Agora, algumas editoras católicas independentes entraram na brincadeira. É o caso da obra “A REPÚBLICA MAÇÔNICA: como produzir a corrupção universal”, da editora Santa Cruz. O sumário do livro traz uma série de “documentos maçônicos” para comprovar sua teoria: Instrução secreta e permanente da Alta Venda, Novos planos da Alta Venda, Escrúpulos da Alta Venda, O fracasso da Alta Venda, Últimas esperanças da Alta Venda, etc.
Se você se sentiu envergonhado, pois, enquanto um maçom experiente, nunca nem ouviu falar desses “documentos maçônicos” tão importantes, e nem sabe o que é essa tal de “Alta Venda”, não se preocupe. Esses documentos não são maçônicos! São da Carbonária Portuguesa. Mas os editores da obra não se importam, pois o objetivo é exatamente difamar a Maçonaria para seus leitores.
Outro que vem prestando esse desserviço é o Centro Dom Bosco. Em sua apresentação, o centro afirma que “o Brasil é uma nação católica que foi adormecida pelo veneno liberal das casas maçônicas” e eles surgiram para “contrapor o erro”. Que erro? O da liberdade religiosa, promovida pelo “veneno liberal” da Maçonaria no Brasil. Aos evangélicos, espíritas, umbandistas, judeus, muçulmanos, budistas e demais não-católicos, sentimos muito pelo inconveniente.

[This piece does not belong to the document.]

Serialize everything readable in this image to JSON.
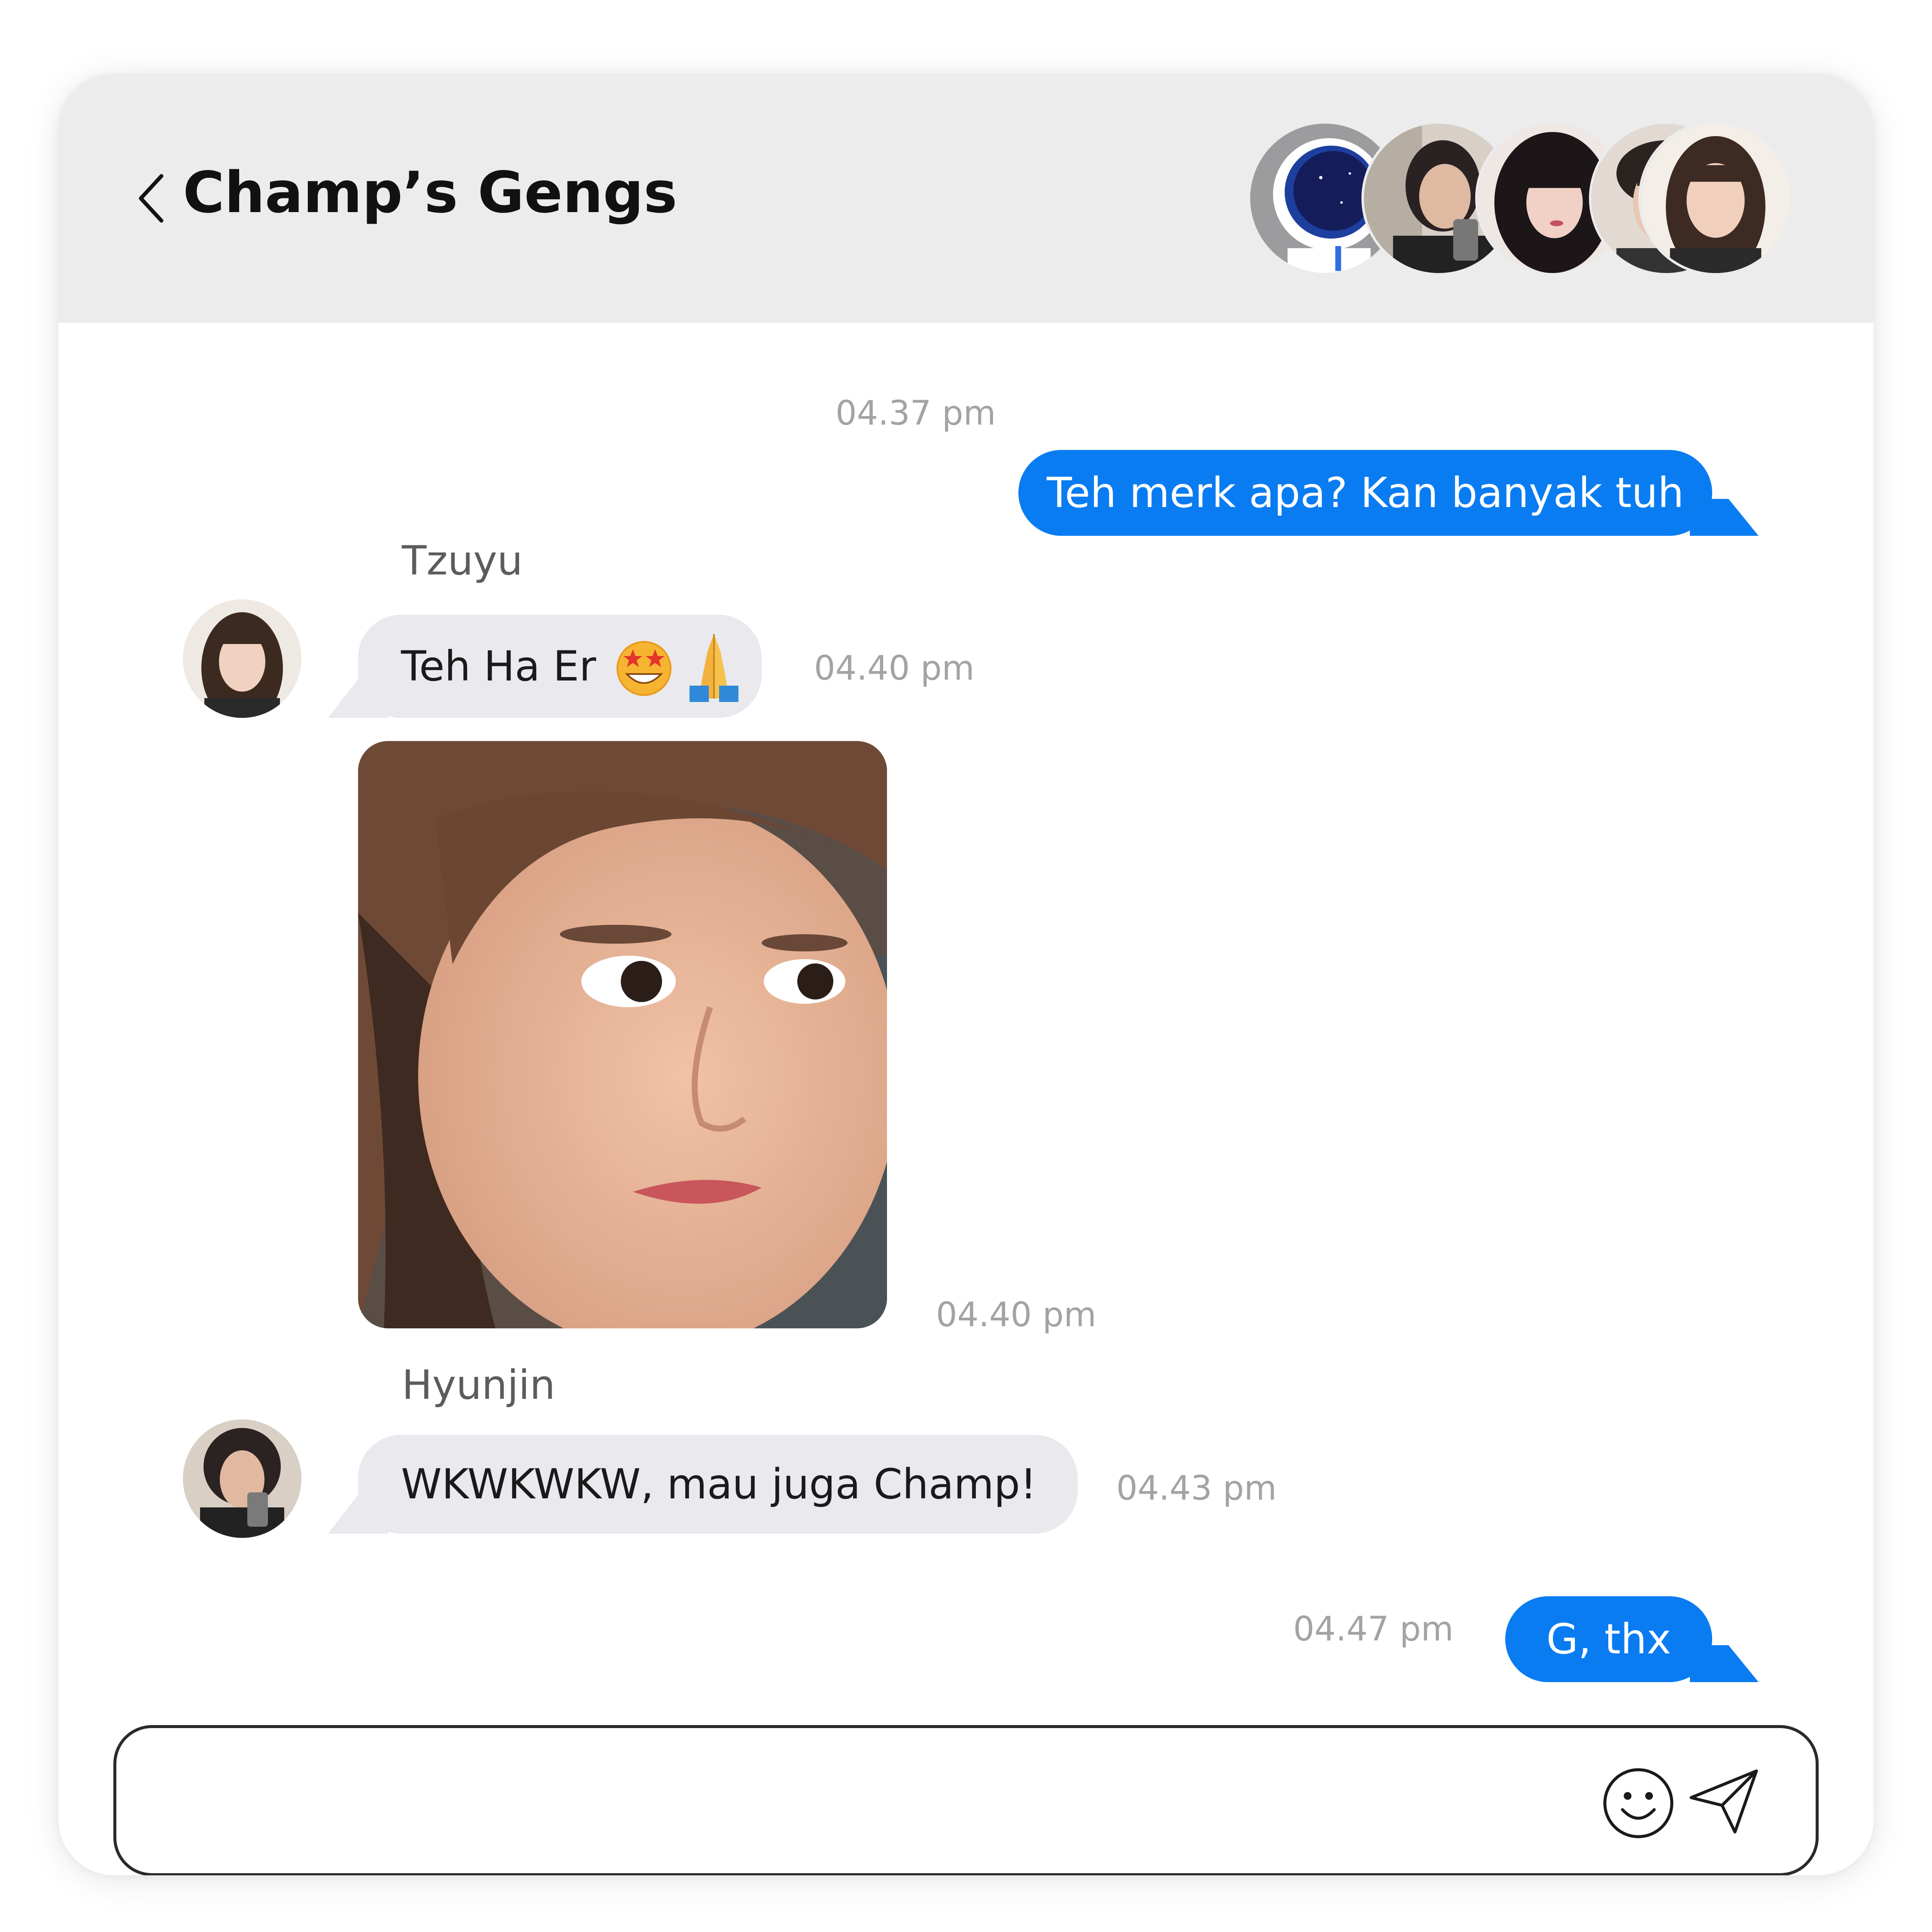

O Centro Dom Bosco tem até um combo de cinco livros, intitulado “Maçonaria, inimiga da Igreja”. Num deles, “Assassinato em 33º grau”, sugere que a Maçonaria estaria por trás da morte de um Papa. Na sinopse de outro, “Católicos, ao combate!” (“ao combate”??? Perdoai-os, Deus…), afirma que “A revolução franco-maçônica de 1789 criou uma fratura na sociedade que até hoje não foi resolvida”. De fato, acabar com uma monarquia absolutista, onde não havia liberdade religiosa, política e intelectual, e onde ainda imperava a Inquisição, foi uma grande “fratura na sociedade”… Eu ficaria orgulhoso se tivesse sido a Maçonaria a protagonista da Revolução Francesa, mas não… foi a própria sociedade, cansada de abusos.
Venho, desde, pelo menos, fevereiro de 2022, alertando sobre essa onda crescente de ultraconservadorismo no Brasil e, consequentemente, de antimaçonismo. Estamos revivendo a década de 30, nesse sentido. Se quem não conhece sua história está fadado a repeti-la, devo recordar que a Maçonaria acabou sendo fechada naquela época. Esse, infelizmente, é o sonho e o projeto de vida das pessoas que estão por trás de toda essa propaganda antimaçônica. E, pelo Paradoxo da Tolerância, para que possamos continuar a ensinar e a praticar a tolerância, não podemos ser tolerantes a isso.